Symptoms of development delay include:
- Achieving milestones at a different rate than the child’s peers
- Difficulties speaking
- Difficulty controlling breathing and speaking
- Slow language development and understanding words resulting in a language delay
- Difficulties combining physical movements into a controlled sequence, learning basic movement patterns and/or remembering the next movement in a sequence
- Difficulties establishing the correct pencil grip and age-appropriate speed of writing
- Poor balance and spatial awareness
- Trouble picking up and holding onto simple objects
- Difficulties with fine and gross motor skills
- Difficulty with body awareness
- Difficulties achieving and maintaining continence
Children with development delay require more time and effort to learn skills, may struggle with body movements, coordination and control, can take more time to respond to their surroundings and may need support to understand social interactions.

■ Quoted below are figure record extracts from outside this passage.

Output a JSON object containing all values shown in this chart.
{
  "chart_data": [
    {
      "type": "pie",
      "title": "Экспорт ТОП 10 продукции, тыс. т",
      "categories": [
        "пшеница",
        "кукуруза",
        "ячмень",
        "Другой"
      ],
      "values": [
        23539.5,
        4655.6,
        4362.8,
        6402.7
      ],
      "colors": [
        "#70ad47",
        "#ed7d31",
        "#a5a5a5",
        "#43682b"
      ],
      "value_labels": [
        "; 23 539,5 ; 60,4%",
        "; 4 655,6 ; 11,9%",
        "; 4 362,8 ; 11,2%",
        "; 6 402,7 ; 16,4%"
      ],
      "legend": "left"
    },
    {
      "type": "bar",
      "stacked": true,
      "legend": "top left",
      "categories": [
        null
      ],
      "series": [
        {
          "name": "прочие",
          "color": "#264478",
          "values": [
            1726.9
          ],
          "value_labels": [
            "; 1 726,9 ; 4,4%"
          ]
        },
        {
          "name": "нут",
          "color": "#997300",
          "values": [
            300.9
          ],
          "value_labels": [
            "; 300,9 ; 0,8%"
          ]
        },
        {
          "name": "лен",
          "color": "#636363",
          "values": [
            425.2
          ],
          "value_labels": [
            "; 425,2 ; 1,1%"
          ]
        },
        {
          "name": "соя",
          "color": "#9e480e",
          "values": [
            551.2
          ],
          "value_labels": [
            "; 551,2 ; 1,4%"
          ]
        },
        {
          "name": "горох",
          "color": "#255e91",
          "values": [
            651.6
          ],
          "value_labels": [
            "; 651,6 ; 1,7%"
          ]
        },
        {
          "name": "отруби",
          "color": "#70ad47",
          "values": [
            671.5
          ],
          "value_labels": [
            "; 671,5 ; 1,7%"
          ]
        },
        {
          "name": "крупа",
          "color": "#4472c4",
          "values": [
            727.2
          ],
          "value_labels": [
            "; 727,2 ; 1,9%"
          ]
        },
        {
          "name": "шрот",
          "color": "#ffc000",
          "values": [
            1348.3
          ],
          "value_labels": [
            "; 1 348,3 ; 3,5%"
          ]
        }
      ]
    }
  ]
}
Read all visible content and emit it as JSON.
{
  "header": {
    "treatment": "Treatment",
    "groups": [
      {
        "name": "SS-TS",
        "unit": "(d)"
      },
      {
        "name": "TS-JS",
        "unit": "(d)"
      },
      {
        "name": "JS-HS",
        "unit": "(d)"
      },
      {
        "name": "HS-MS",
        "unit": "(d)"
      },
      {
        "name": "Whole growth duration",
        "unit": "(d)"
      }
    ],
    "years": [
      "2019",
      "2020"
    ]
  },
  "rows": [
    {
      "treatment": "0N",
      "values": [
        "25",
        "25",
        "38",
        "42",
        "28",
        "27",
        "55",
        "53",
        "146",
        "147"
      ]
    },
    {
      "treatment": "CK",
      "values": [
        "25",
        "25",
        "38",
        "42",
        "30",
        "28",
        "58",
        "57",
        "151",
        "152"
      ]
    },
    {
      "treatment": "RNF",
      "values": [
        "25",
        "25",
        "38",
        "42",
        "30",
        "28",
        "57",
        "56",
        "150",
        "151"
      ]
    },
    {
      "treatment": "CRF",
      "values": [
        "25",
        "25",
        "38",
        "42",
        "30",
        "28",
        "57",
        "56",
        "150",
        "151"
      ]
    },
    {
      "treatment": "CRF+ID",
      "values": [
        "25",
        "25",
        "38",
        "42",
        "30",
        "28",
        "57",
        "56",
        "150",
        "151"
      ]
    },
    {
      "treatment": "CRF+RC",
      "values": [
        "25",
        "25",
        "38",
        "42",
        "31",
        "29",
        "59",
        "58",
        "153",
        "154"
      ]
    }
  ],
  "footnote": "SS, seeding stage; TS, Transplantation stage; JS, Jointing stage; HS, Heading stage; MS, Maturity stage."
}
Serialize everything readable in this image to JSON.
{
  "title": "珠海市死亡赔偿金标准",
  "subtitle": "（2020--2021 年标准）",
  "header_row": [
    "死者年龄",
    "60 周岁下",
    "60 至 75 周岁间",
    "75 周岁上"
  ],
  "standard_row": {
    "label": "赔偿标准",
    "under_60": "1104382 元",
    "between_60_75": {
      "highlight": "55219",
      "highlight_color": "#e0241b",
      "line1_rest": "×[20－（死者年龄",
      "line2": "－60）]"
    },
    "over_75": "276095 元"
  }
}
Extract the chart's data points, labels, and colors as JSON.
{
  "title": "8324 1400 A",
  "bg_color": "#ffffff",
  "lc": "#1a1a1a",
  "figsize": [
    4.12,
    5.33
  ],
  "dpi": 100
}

Risk factors for developmental delay include complications at birth, lead poisoning, poor nutrition, exposure to drugs and alcohol before birth, trauma, vision problems, illnesses and chronic ear infections – which can all affect a child’s development.
Early detection and early intervention are vital. Occupational therapy and speech therapy can help your child with developmental delay to achieve much-anticipated milestones, but the impact of patient and positive parenting strategies cannot be underestimated.